Posted 8 months ago
Full-Stack Software Engineer (Data Pipeline Focus)
AI Summary
Designs and implements data-processing workflows and data pipelines, builds scalable REST APIs, and collaborates across teams to ensure end-to-end data solutions and performance.
About this role
Description
In this role, you'll contribute across the stack: developing ingest pipelines, building scalable REST APIs, and facilitating data exploration and understanding. The platform supports large-scale data ingestion, complex queries, and interactive analysis. While your primary focus will be on the data-pipeline layer, you’ll collaborate closely with other sub-teams to ensure end-to-end functionality and performance. We’re looking for someone excited to work across the system and to improve team processes and tooling, especially for faster integration of new data sources.
Responsibilities
Lead the design and implementation of data-processing workflows
Manage all aspects of the data-processing lifecycle (collection, discovery, analysis, cleaning, modeling, transformation, enrichment, validation)
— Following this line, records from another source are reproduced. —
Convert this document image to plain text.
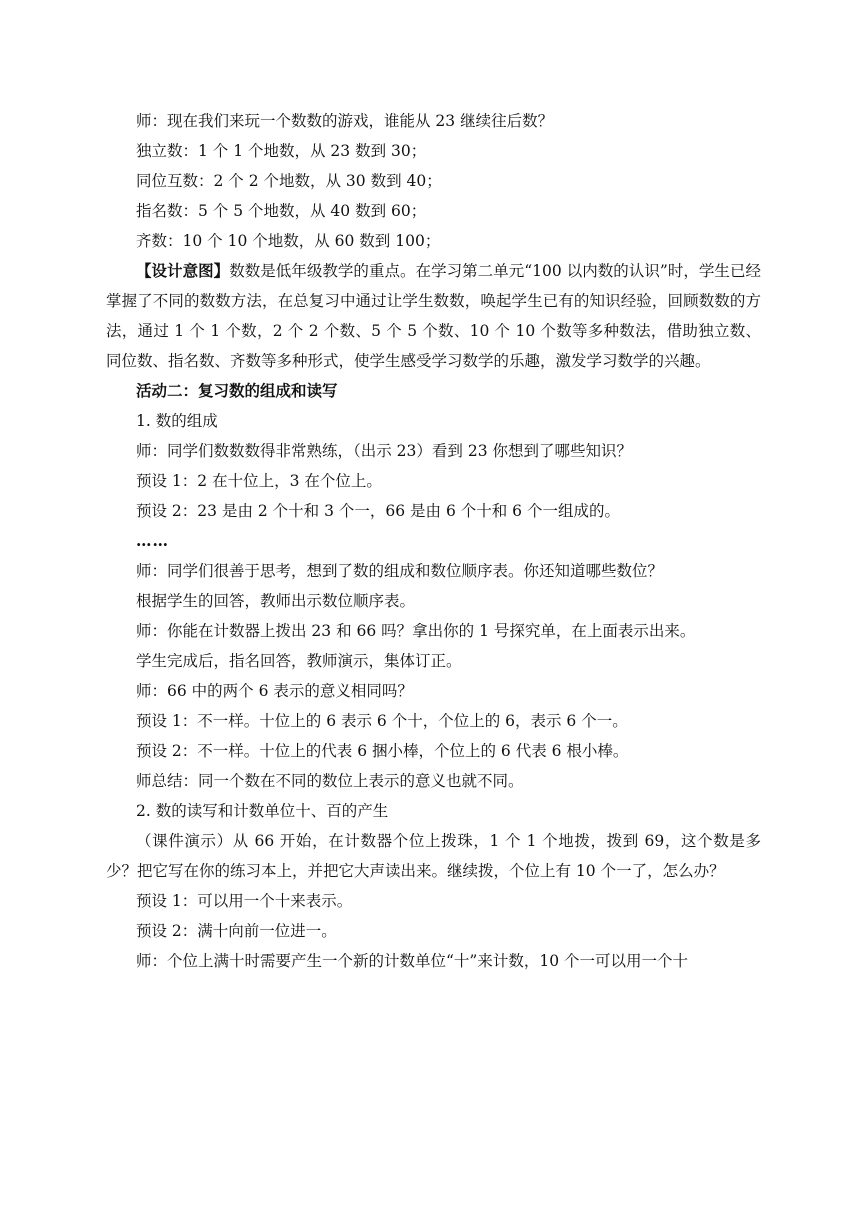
师：现在我们来玩一个数数的游戏，谁能从 23 继续往后数？
独立数：1 个 1 个地数，从 23 数到 30；
同位互数：2 个 2 个地数，从 30 数到 40；
指名数：5 个 5 个地数，从 40 数到 60；
齐数：10 个 10 个地数，从 60 数到 100；
【设计意图】数数是低年级教学的重点。在学习第二单元“100 以内数的认识”时，学生已经掌握了不同的数数方法，在总复习中通过让学生数数，唤起学生已有的知识经验，回顾数数的方法，通过 1 个 1 个数，2 个 2 个数、5 个 5 个数、10 个 10 个数等多种数法，借助独立数、同位数、指名数、齐数等多种形式，使学生感受学习数学的乐趣，激发学习数学的兴趣。
活动二：复习数的组成和读写
1. 数的组成
师：同学们数数数得非常熟练，（出示 23）看到 23 你想到了哪些知识？
预设 1：2 在十位上，3 在个位上。
预设 2：23 是由 2 个十和 3 个一，66 是由 6 个十和 6 个一组成的。
……
师：同学们很善于思考，想到了数的组成和数位顺序表。你还知道哪些数位？
根据学生的回答，教师出示数位顺序表。
师：你能在计数器上拨出 23 和 66 吗？拿出你的 1 号探究单，在上面表示出来。
学生完成后，指名回答，教师演示，集体订正。
师：66 中的两个 6 表示的意义相同吗？
预设 1：不一样。十位上的 6 表示 6 个十，个位上的 6，表示 6 个一。
预设 2：不一样。十位上的代表 6 捆小棒，个位上的 6 代表 6 根小棒。
师总结：同一个数在不同的数位上表示的意义也就不同。
2. 数的读写和计数单位十、百的产生
（课件演示）从 66 开始，在计数器个位上拨珠，1 个 1 个地拨，拨到 69，这个数是多少？把它写在你的练习本上，并把它大声读出来。继续拨，个位上有 10 个一了，怎么办？
预设 1：可以用一个十来表示。
预设 2：满十向前一位进一。
师：个位上满十时需要产生一个新的计数单位“十”来计数，10 个一可以用一个十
Develop and maintain data models and JSON Schemas to ensure integrity and consistency
Collaborate with analysts and engineers to meet data requirements
Manage and optimize data storage/retrieval in Elasticsearch and Dgraph (plus MongoDB and Redis)
Orchestrate dataflow using Apache NiFi
Mentor teammates on best practices for data processing and software engineering
Use AI platforms to support hybrid automated/manual data transformation, code generation, and schema management
Work with analysts, product owners, and engineers to ensure solutions meet operational needs
Propose and implement process improvements for faster delivery of new data sources
Required Skills & Experience
Strong data-wrangling and dataflow background (discovery, mining, cleaning, exploration, enrichment, validation)
Proficiency in JSON and JSON Schemas (or similar)
Solid data-modeling experience
Experience with NoSQL databases (Elasticsearch, MongoDB, Redis, graph DBs)
Familiarity with dataflow tools such as Apache NiFi
Extensive experience in Python or Java (both preferred)
Experience using generative AI for code and data transformation
Git for version control; Maven for build automation
Comfortable in a Linux development environment
Familiarity with Atlassian tools (Jira, Confluence)
Strong communication and teamwork skills
Nice to Have
Experience with various corporate data formats
Knowledge of Kafka or RabbitMQ
Proficiency in Java/Spring (Boot, MVC/REST, Security, Data)
AWS (EC2, S3, Lambda) experience
API design for data services
Frontend experience (modern JS + Vue.js or similar)
CI/CD (e.g., Jenkins), automated testing (JUnit)
Docker, Kubernetes, and other containerization tech
DevOps tools (Packer, Terraform, Ansible)
Qualifications
12+ years of relevant experience and a B.S. in a technical discipline
(Four additional years of experience may substitute for a degree)